From a safe distance, we can recognize the extent to which the project embodied a true convergence of modernists across several genres and pointed to Paris as the crescent of this fertility, but when Parade premiered at Paris’ Théâtre du Châtelet in May of 1917, it was received by both cheerers and jeerers—and the jeerers were louder. After the performance, which clocked in at just fifteen minutes, the audience threw oranges at the orchestra. Eric Satie was bitch-slapped. In print, the critics were not friendly, either.
Over the next few years Picasso participated in several of Diaghilev’s ballets, though he basically told the ballet master to go screw himself when in 1923, hoping to restage it, Diaghilev asked Picasso to touch-up Parade’s mildewed curtains. The deterioration, insisted Picasso, was no different than that of Pompeii’s disappearing frescoes.
Though others found him terribly temperamental, Picasso also remained in good contact with Parade’s mastermind. From the very beginning of their acquaintance Cocteau had proudly situated Picasso “at the heart of [his] creative pantheon,” whereas Picasso is reported to have said, “Cocteau is the tail of my comet.” The nature of their uneven dynamic may in part account for the half-century staying power of the relationship. In an interview, Richardson maintains that Picasso was a “cannibal. He needed people who understood his work, loved his work, respected him, desperately, because that’s where he’d get his energy from. After a day with Picasso, where there wouldn’t be any stress of any kind, you suffered from total nervous exhaustion…whoever you were, if he had taken a shine to you or he sensed that you were susceptible to this treatment then he was like Dracula. He drained your last drop.
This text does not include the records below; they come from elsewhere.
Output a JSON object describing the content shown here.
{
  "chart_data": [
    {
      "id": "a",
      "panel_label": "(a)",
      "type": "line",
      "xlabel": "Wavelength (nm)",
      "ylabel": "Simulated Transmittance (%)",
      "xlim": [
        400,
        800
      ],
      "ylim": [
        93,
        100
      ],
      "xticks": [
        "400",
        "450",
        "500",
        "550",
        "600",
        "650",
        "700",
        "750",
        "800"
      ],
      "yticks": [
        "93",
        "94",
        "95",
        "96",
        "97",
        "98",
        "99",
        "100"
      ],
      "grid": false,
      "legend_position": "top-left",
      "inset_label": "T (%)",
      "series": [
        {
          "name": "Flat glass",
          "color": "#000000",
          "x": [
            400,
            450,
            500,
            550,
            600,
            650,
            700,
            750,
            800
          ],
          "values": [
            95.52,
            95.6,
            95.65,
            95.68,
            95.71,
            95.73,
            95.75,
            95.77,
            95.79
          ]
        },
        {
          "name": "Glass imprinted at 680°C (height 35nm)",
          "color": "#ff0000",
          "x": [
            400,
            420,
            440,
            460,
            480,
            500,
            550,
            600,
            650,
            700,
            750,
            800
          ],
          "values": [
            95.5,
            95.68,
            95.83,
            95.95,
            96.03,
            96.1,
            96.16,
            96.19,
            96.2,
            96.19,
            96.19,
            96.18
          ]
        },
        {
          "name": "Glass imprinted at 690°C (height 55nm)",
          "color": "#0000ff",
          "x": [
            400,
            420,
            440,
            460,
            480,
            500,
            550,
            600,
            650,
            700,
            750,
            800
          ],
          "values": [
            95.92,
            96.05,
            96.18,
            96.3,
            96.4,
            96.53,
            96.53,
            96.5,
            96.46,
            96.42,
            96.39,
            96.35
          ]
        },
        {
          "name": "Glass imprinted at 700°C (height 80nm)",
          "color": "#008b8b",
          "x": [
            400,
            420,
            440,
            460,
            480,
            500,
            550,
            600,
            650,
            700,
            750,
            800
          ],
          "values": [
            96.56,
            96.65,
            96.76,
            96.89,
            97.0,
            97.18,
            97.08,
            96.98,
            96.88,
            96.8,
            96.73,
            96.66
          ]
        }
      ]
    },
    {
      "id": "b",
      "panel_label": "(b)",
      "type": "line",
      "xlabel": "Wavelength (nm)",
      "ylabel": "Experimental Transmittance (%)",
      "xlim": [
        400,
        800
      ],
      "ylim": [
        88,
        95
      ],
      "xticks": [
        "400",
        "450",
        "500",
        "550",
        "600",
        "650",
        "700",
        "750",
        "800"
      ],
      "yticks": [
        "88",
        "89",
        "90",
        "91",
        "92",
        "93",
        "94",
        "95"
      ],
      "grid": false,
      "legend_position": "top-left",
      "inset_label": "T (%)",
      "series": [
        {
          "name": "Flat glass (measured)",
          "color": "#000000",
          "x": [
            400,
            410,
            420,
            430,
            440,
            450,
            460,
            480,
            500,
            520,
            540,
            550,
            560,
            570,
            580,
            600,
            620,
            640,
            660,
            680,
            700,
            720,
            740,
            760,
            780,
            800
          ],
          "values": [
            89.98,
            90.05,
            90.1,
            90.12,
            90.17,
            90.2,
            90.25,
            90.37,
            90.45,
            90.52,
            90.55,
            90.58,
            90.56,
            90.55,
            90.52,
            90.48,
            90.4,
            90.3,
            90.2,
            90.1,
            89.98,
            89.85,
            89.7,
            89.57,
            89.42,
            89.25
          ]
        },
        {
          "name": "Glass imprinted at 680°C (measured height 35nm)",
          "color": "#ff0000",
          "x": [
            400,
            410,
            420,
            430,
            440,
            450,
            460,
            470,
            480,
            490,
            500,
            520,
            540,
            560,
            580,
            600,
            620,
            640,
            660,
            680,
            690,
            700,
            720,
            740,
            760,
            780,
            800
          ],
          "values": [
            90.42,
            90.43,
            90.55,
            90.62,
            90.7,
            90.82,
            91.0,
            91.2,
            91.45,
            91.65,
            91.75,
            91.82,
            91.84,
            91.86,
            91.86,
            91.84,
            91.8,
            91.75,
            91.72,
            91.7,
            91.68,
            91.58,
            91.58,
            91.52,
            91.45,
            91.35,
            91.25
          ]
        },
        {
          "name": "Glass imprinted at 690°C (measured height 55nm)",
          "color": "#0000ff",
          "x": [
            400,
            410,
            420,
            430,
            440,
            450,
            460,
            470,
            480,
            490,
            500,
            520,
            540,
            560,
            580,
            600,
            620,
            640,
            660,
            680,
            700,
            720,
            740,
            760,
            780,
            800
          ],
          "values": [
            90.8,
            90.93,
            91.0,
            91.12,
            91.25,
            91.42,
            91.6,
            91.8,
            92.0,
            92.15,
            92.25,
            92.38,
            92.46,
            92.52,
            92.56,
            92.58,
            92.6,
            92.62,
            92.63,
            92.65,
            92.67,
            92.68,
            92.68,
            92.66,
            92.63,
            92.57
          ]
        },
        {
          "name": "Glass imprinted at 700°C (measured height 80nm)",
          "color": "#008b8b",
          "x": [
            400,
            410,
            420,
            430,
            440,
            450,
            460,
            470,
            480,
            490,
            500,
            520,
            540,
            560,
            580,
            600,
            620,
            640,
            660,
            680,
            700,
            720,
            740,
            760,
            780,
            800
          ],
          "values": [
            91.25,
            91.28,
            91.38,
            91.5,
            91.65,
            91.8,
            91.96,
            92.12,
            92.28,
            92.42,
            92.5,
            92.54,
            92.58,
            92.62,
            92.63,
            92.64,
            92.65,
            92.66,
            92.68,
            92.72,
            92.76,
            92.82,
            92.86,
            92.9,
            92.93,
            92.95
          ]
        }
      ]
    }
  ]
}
Which of course was very gratifying, you felt that you’d contributed something.” Cocteau, who after working on Parade with Picasso wrote a half-dozen letters home to his mother raving about his new friend’s genius, no doubt experienced this phenomenon—exhilaration, and then exhaustion.
John Richardson stresses that if you want to understand Picasso, you must see him as a host of paradoxes, recognizing that he was both selfish and generous. A misogynist who totally adored women. “He was so unlike what you expect a great genius to be. He was a friend and a lot of time we were on the bed together or having lunch in a bistro… easy-going and warm and physical. He gave you hugs, regardless of whether you were male or female, young or old; he would always stroke you.”
Once, early in their relationship, when Cocteau was sick in bed, Picasso sent him a puppy constructed out of cardboard, so masterfully engineered that it could stand up on all fours and wag its paper tail.